![]() |
Ilustração: Rail Gate |
O ELUCIDÁRIO DA NOITE
Projetos retidos pela luz do dia.
Amanhã é que eles não restarão mais?
Projetos cultivados nas noites anteriores
num laborioso alento compartilhado
com o frio em silêncio e os devaneios
pertencentes ao negrume em que desabrocham
ideias lúcidas e nobres e válidas
em reorganizar o comércio da vida
sem maquinário do vil atravessador.
Projetos retidos pelo embargo de impostos,
que, somados à burocracia, travam o avanço das ideias.
Projetos que me pareciam feitos de pedra, de ferro, de aço inoxidável,
de um diamante tão singular, difícil de dissipá-los.
Por que vocês se perderam
por caminhos cruzados pelo sol?
Agora, assim, barrados na renascida manhã — manhã que nunca, não, jamais te pertencerá! —,
estes projetos são meus e das noites enluarando meu
ventre
a germiná-los!
OS EXISTENCIALISTAS DESPERDIÇANDO SUAS VIDAS
O céu é o limite?
As nuvens são barreiras?
Os astros são inatingíveis?
Deus existe, religião é besteira?
De onde viemos, para onde vamos?
E por que ficamos sem uma explicação?
Onde nasce o amor?
E para que serve o coração,
senão para bombear o sangue de minha vida?
Mas será que de fato esta vida é minha mesmo?
O SILÊNCIO TRINCADO
O corpo mal comportado no leito.
Peitos, ternos, já não amamentam mais.
Agora só provocam outro tipo de gozo.
Mas hoje, hoje não!
Hoje é o dia das revoluções dignificadas.
O beijo, o soneto, o cafuné, o café expresso.
Mimos aprendidos na estrada da vida em joguetes de sorte ou azar,
os quais joguei todos numa aposta nas calotas de meu auto
que roda, roda, roda, roda o mundo inteiro e não sai do lugar.

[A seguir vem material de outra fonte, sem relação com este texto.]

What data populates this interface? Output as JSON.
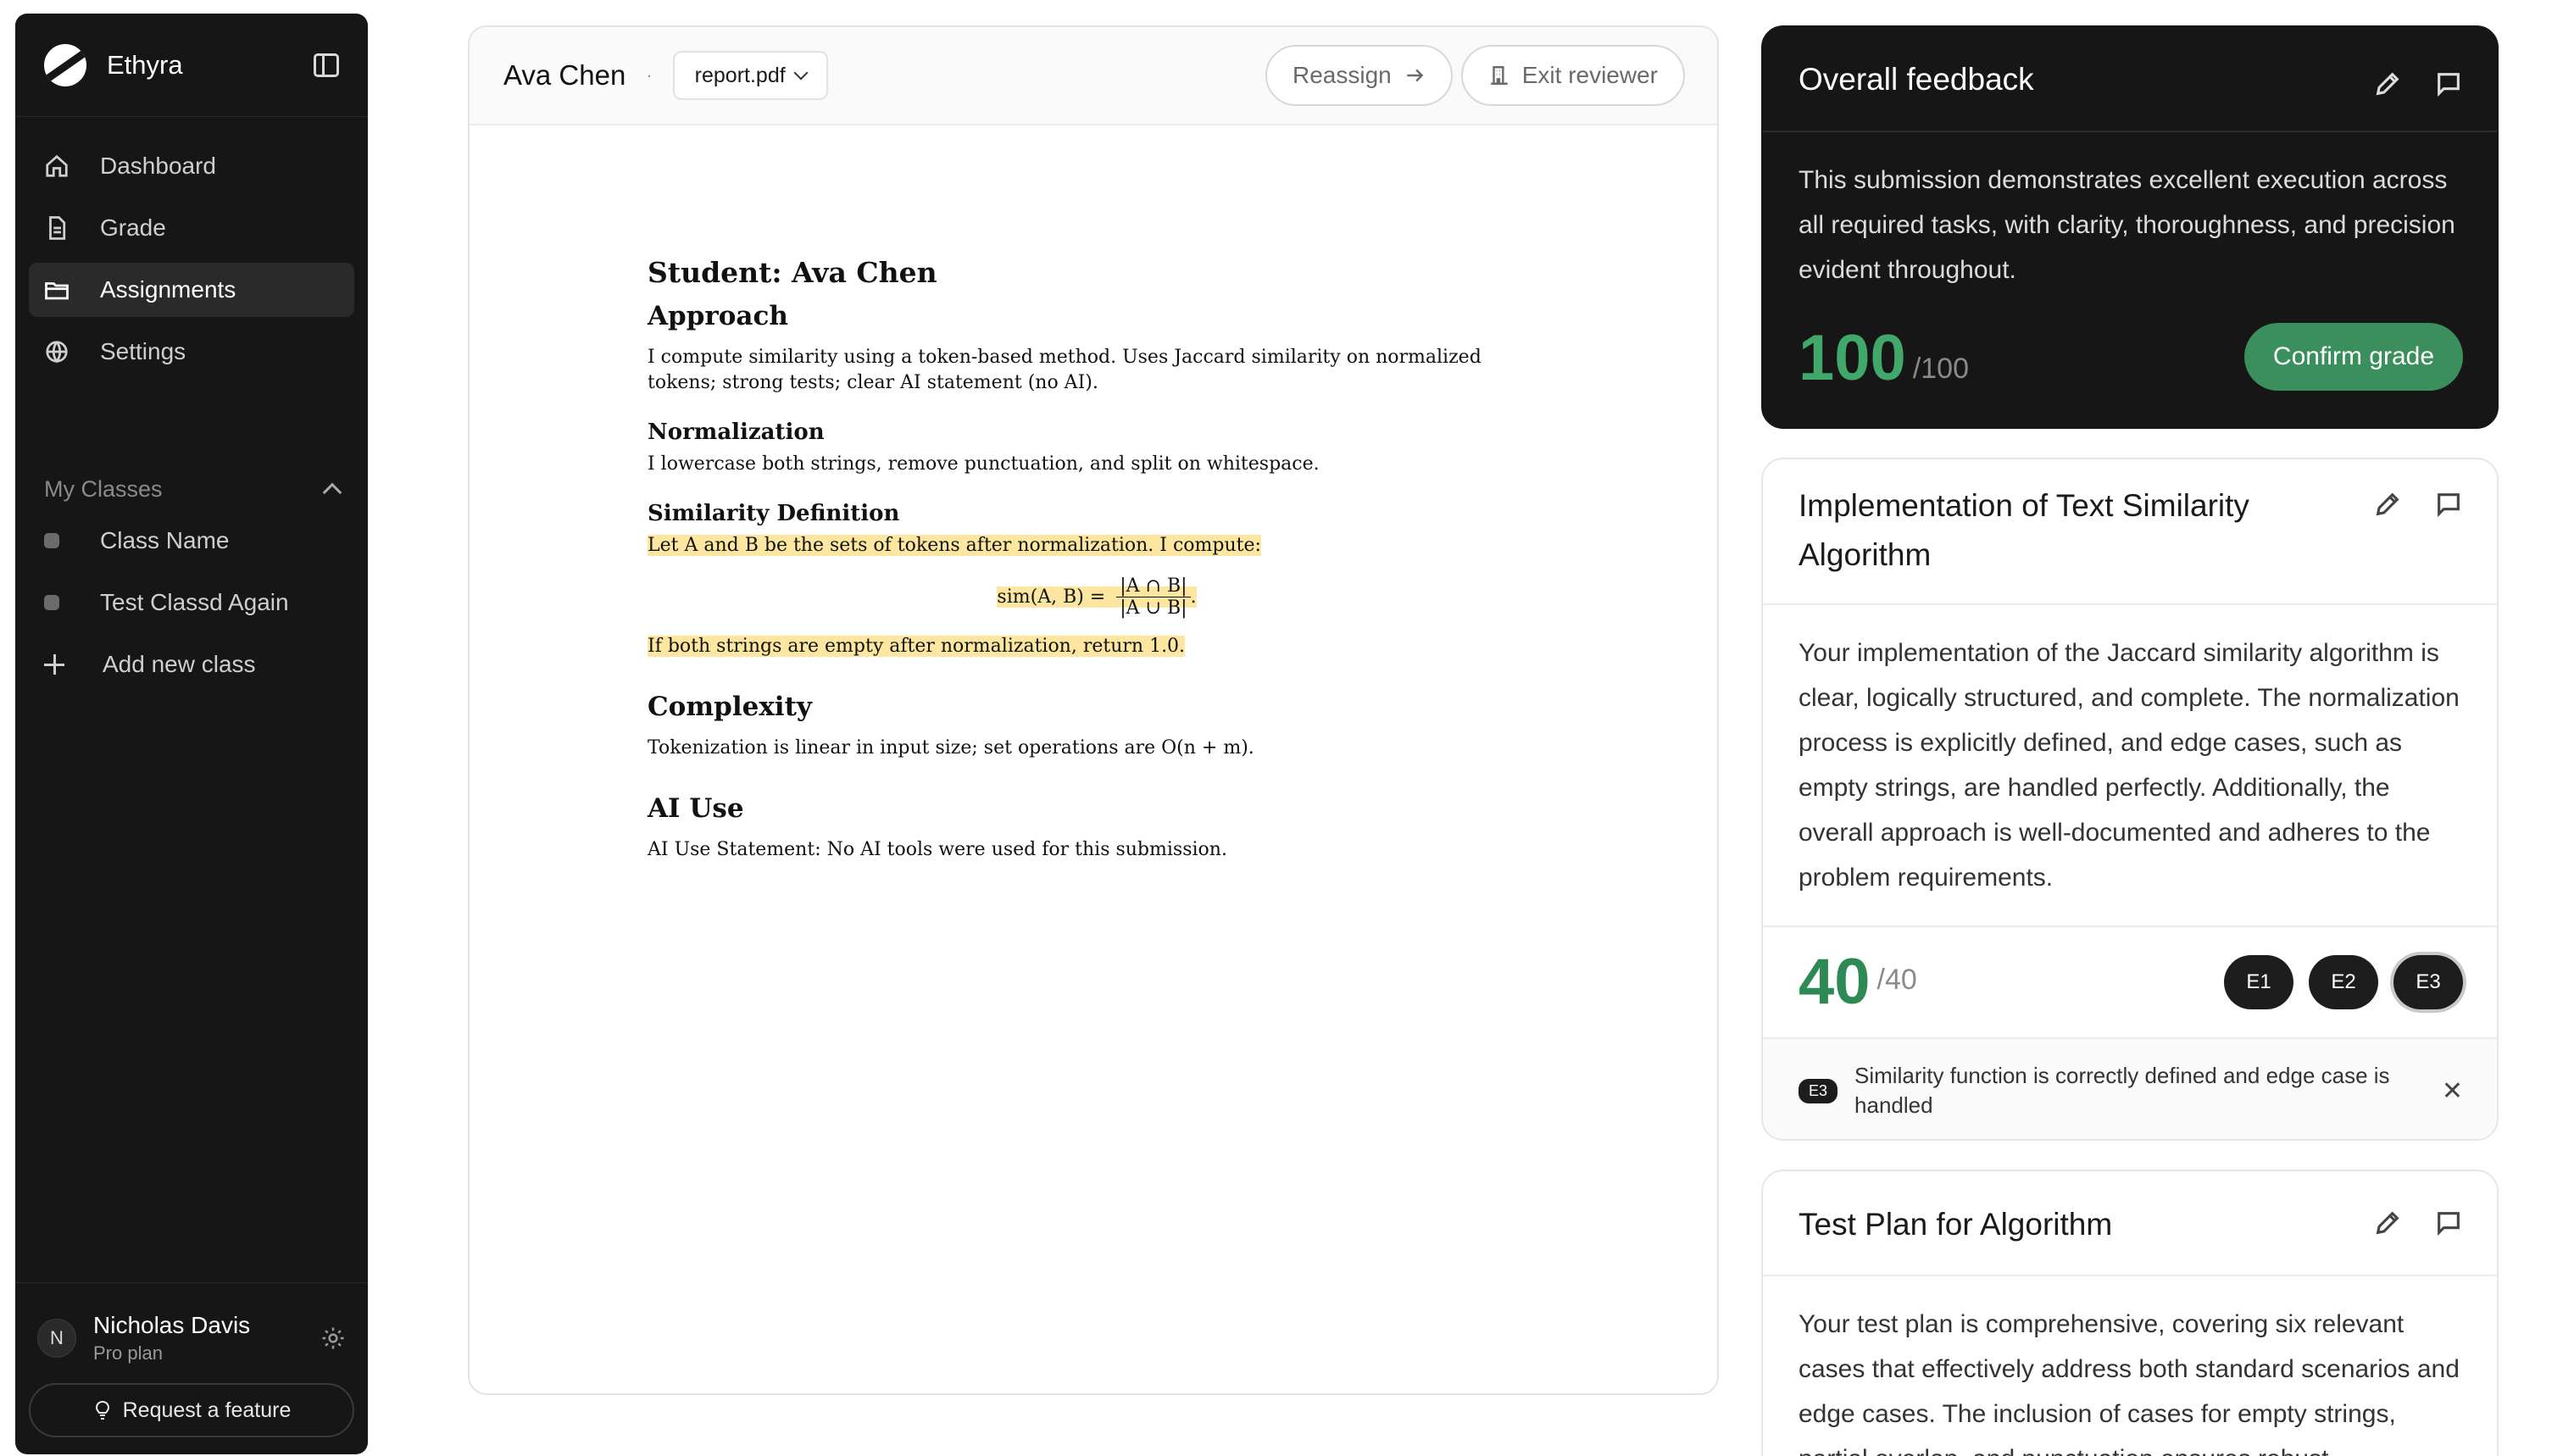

Mas hoje elas se partiram? Partirão!
Nem que seja num palmeiral à beira-mar,
e as ondas se debatendo serão suas únicas testemunhas oculares.
Todas as hipóteses do “Se” com reticências
levaram-me à palavra negativa do “Não”.
O Não que mistura sua boca e os meus ouvidos.
Metal indigesto que não se dissolve na água
e engolimos ao longo de nossos anos hídricos,
e nos deixaram mais tensos e pesados.
Ficamos mais tensos e pesados.
Ficamos mais pesados e tensos de só haver “Como?!”
e “Por quê?!”.
Além de nos deixarem menos
coloridos,
agora são só cores gris que tingem nosso frágil destino,
e, por ora, carregamo-los em total silêncio,
mas que, de tão frágil que ele se encontrava, trincou.
Trincou e ficamos bastardos pela vida mal resolvida.
E ficamos trincados a um triz de nos estilhaçarmos por inteiro.
E um já previsto intervalo de silêncio
desemboca agora na imensidão azul.
Mas a terra inebriada, pulando, dançando, cantando…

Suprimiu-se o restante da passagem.